違うんだ。そんな目で見ないで。そんな顔で笑わないでくれよ。

終わりの瞬間が近づいて、ふと君との日々を振り返っていた。 
でも、思いつくのは君にしてもらったことばかり。
僕がしてあげられたことは何ひとつ思いつかなかった。

何も君にできなかった自分と、こんな時でも言わなきゃいけないことが出てこない自分が情けなくて、ぎゅっと唇を噛んだ。
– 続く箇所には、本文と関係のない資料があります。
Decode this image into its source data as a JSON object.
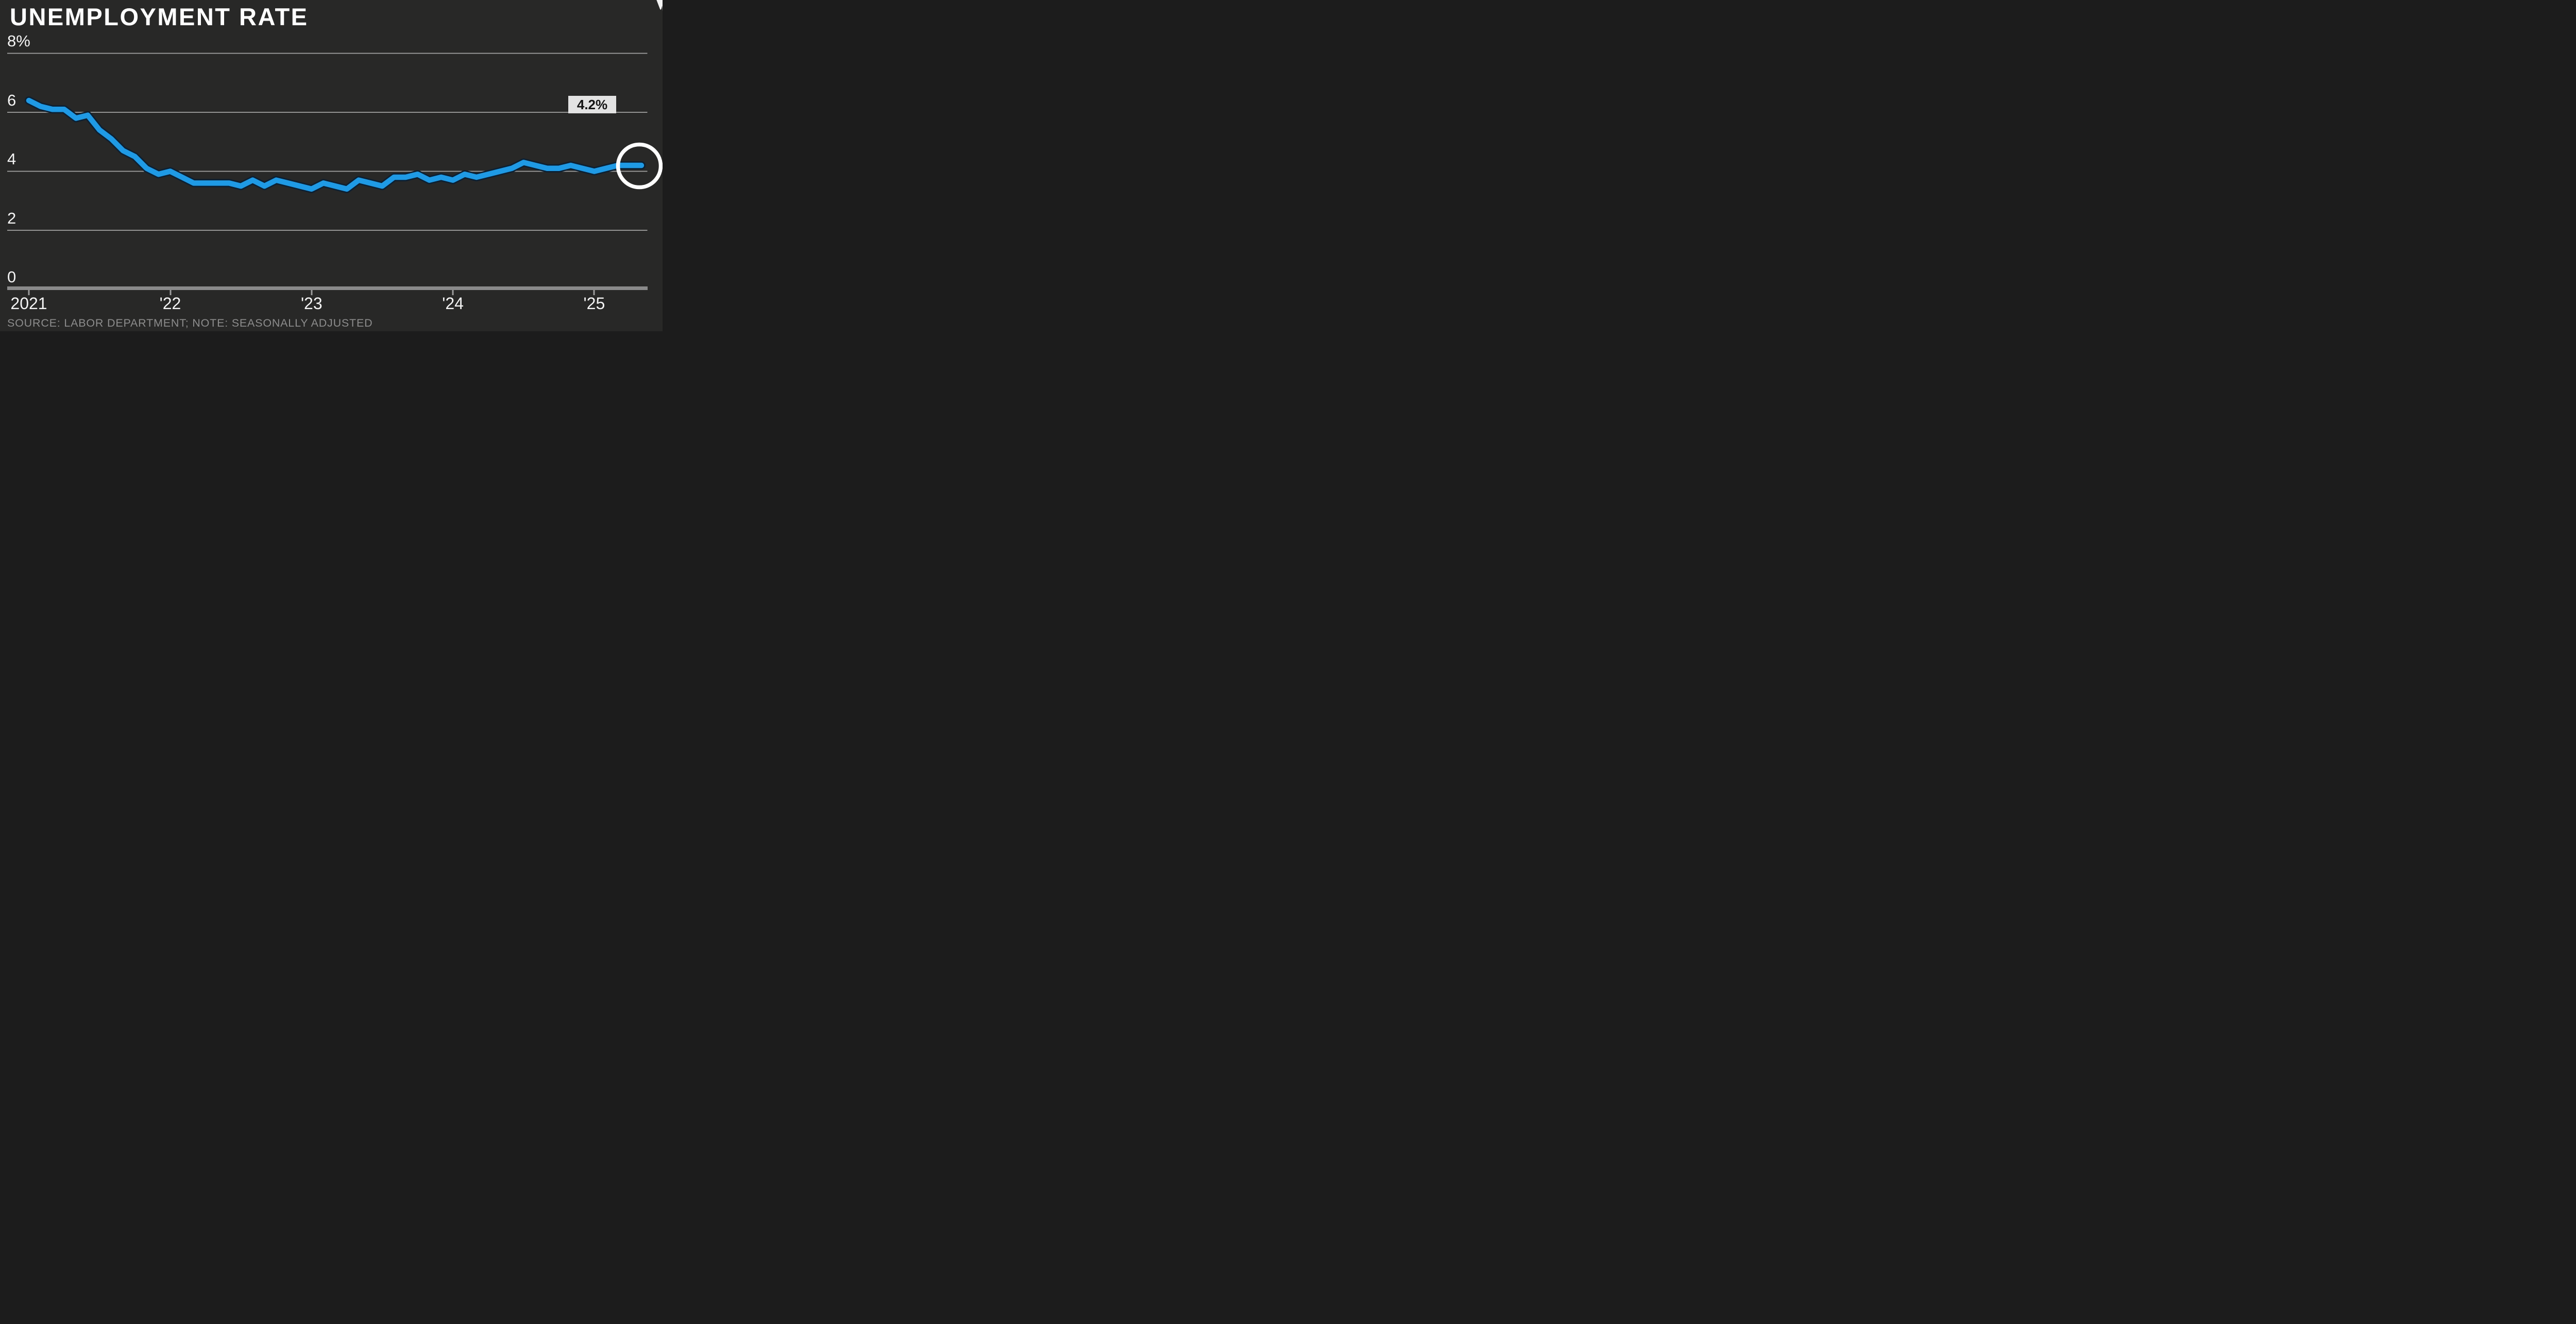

                             ***


僕たちはいつでも会いたい時に会えたわけではなかった。
遠距離という程でもないけれど、それなりに二人の間には距離があった。
「ねぇ、次会えるのいつ?」
「ねね、会いたい気持ち」
君はよくそう僕に言っていた。
「なかなか会えなくてごめんね」
そう僕が言うと、君は決まってこう言った。
「寂しいのも会いたいのも、あなたも一緒だから大丈夫」

君はいつも笑顔だった。
よく笑う女の子だった。
でも今思えばその笑顔のうちの何%かは、会いたい気持ちをしまい込んだ、それを隠すための笑顔だったのかもしれない。

ふと君が「悲しいね」と呟いた。
君の顔を見ると、いつも通り君は笑っていた。

2人で一緒に買いに行った、見慣れた服を着て。
見慣れない、胸が痛くなるような笑顔を浮かべて。


君はふと立ち上がってかばんを手に取った。
「もう帰るねっ」
最後まで泣き顔を見せないために、一刻も早く外に出ようとしているようだった。
「…ごめん」
こんな時にも僕は一言しか出てこないのか。
自分への怒りが込み上げる。
「なんで謝ってるのー!」
少し頬を膨らませて見せて、玄関へと向かった。
「ねぇねぇ」
「ん?」
靴を履いて、僕の方を振り返って君が言う。
「ありがとう、大好きだったよ」
ばいばい、と君は鍵を開けて部屋を出ていった。


最後の最後まで、君は君のままだった。


そんな君の代わりなんて僕は要らないということに気がついたのは、君が部屋にいた温もりも消えそうな時だった。


僕たちのエンディングをここまで悲しいものにしてしまった僕を、僕は嫌いだった。
君が去り際に言った「大好きだった」というセリフ。
こんな僕なのに、最後まで「嫌い」と言わなかった君の優しさに触れた。


そんな僕を見つめるように、ひっそりと日は暮れていった。